Jenkins smiled sheepishly. “Sorry. I was trying to lead into this slowly, but I should know better by now, with you.

“I don’t know if you’ve locked in any plans for next year, but I’ve been authorized to offer you a job.”

Schwartz’s back spasmed, just above his ass. He squeezed the arms of the too-small chair and lifted himself a few inches off the cloth, grimacing.

“Assistant football coach, assistant baseball coach, and assistant athletic director in charge of recruiting and raising funds. Basically you’d be doing what you’ve been doing for the past four years. Except instead of paying for the privilege, you’d be getting paid.” Jenkins opened a folder on his desk, took out a sheet of paper covered in tiny type, and handed it to Schwartz. Circled in ink, halfway down the page, was a number.

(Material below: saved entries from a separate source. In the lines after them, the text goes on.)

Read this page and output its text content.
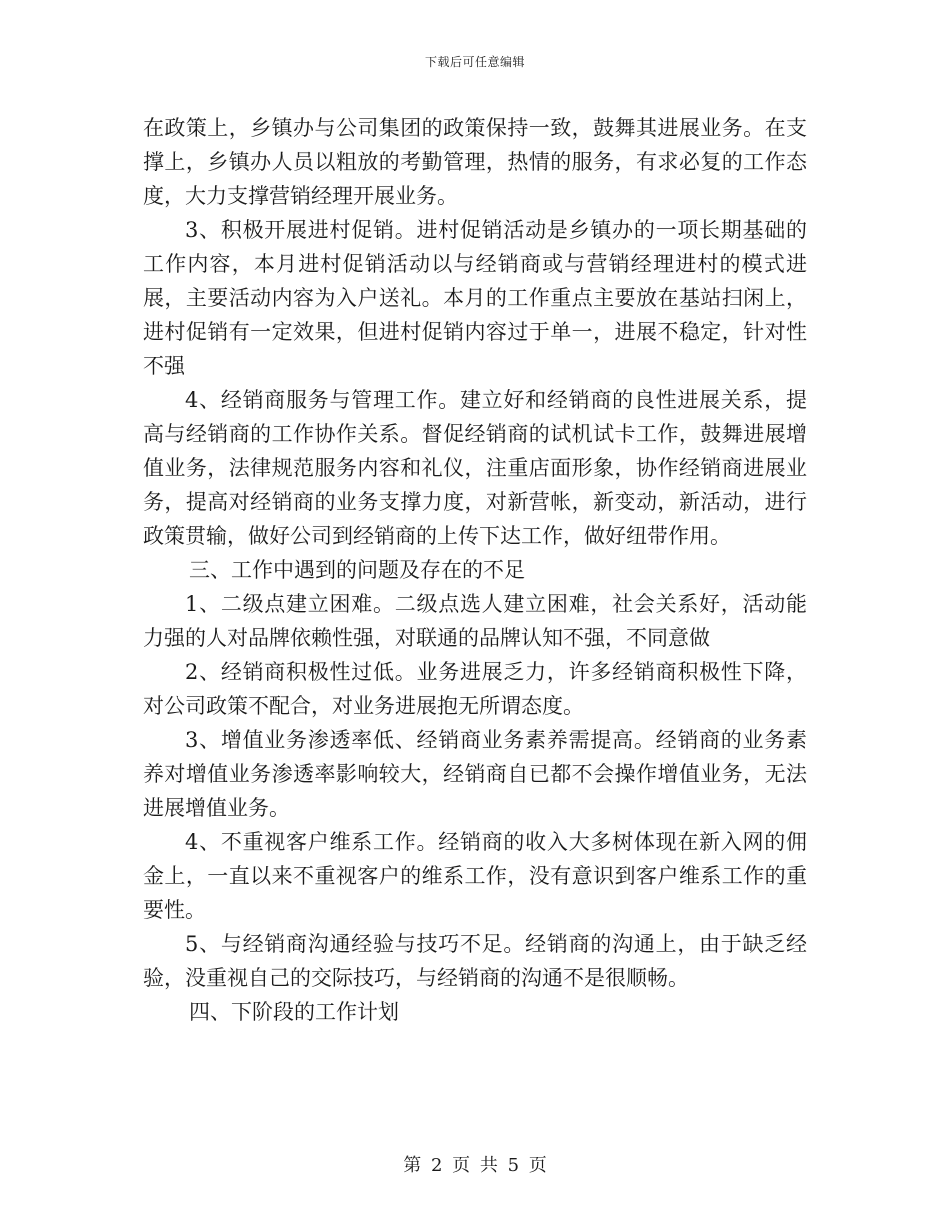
下载后可任意编辑

在政策上，乡镇办与公司集团的政策保持一致，鼓舞其进展业务。在支撑上，乡镇办人员以粗放的考勤管理，热情的服务，有求必复的工作态度，大力支撑营销经理开展业务。

3、积极开展进村促销。进村促销活动是乡镇办的一项长期基础的工作内容，本月进村促销活动以与经销商或与营销经理进村的模式进展，主要活动内容为入户送礼。本月的工作重点主要放在基站扫闲上，进村促销有一定效果，但进村促销内容过于单一，进展不稳定，针对性不强

4、经销商服务与管理工作。建立好和经销商的良性进展关系，提高与经销商的工作协作关系。督促经销商的试机试卡工作，鼓舞进展增值业务，法律规范服务内容和礼仪，注重店面形象，协作经销商进展业务，提高对经销商的业务支撑力度，对新营帐，新变动，新活动，进行政策贯输，做好公司到经销商的上传下达工作，做好纽带作用。

三、工作中遇到的问题及存在的不足

1、二级点建立困难。二级点选人建立困难，社会关系好，活动能力强的人对品牌依赖性强，对联通的品牌认知不强，不同意做

2、经销商积极性过低。业务进展乏力，许多经销商积极性下降，对公司政策不配合，对业务进展抱无所谓态度。

3、增值业务渗透率低、经销商业务素养需提高。经销商的业务素养对增值业务渗透率影响较大，经销商自已都不会操作增值业务，无法进展增值业务。

4、不重视客户维系工作。经销商的收入大多树体现在新入网的佣金上，一直以来不重视客户的维系工作，没有意识到客户维系工作的重要性。

5、与经销商沟通经验与技巧不足。经销商的沟通上，由于缺乏经验，没重视自己的交际技巧，与经销商的沟通不是很顺畅。

四、下阶段的工作计划

第 2 页 共 5 页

Schwartz had spent enough time trying to finagle money for the football and baseball programs that he knew the AD’s budget down to the dollar. “You can’t afford this.”

Jenkins smiled, shrugged. “It’s authorized.”

It wasn’t graduate-of-Yale-Law money, it wasn’t first-round-draft-pick money, but it was okay. Surprisingly okay. A person could pay his rent, his Visa bill. He could even, before too long, put down a payment on a car that could hold a quart of oil, get the Buddha off his back about his carbon footprint.

“The funding’s locked in for three years minimum,” Jenkins was saying. “But if you wanted to leave sooner, to go back to school or to do whatever, you’d be free to do so. I’d say however many years we could keep you around, whether one or three or thirty, would be a blessing for us.”

Schwartz wondered where he’d gotten the money. Jenkins wasn’t the kind of mover-shaker who could drum up funds where there weren’t any. That was why he was the athletic director of a school that had always taken pride in the mediocrity of its athletics: he wasn’t a mover-shaker.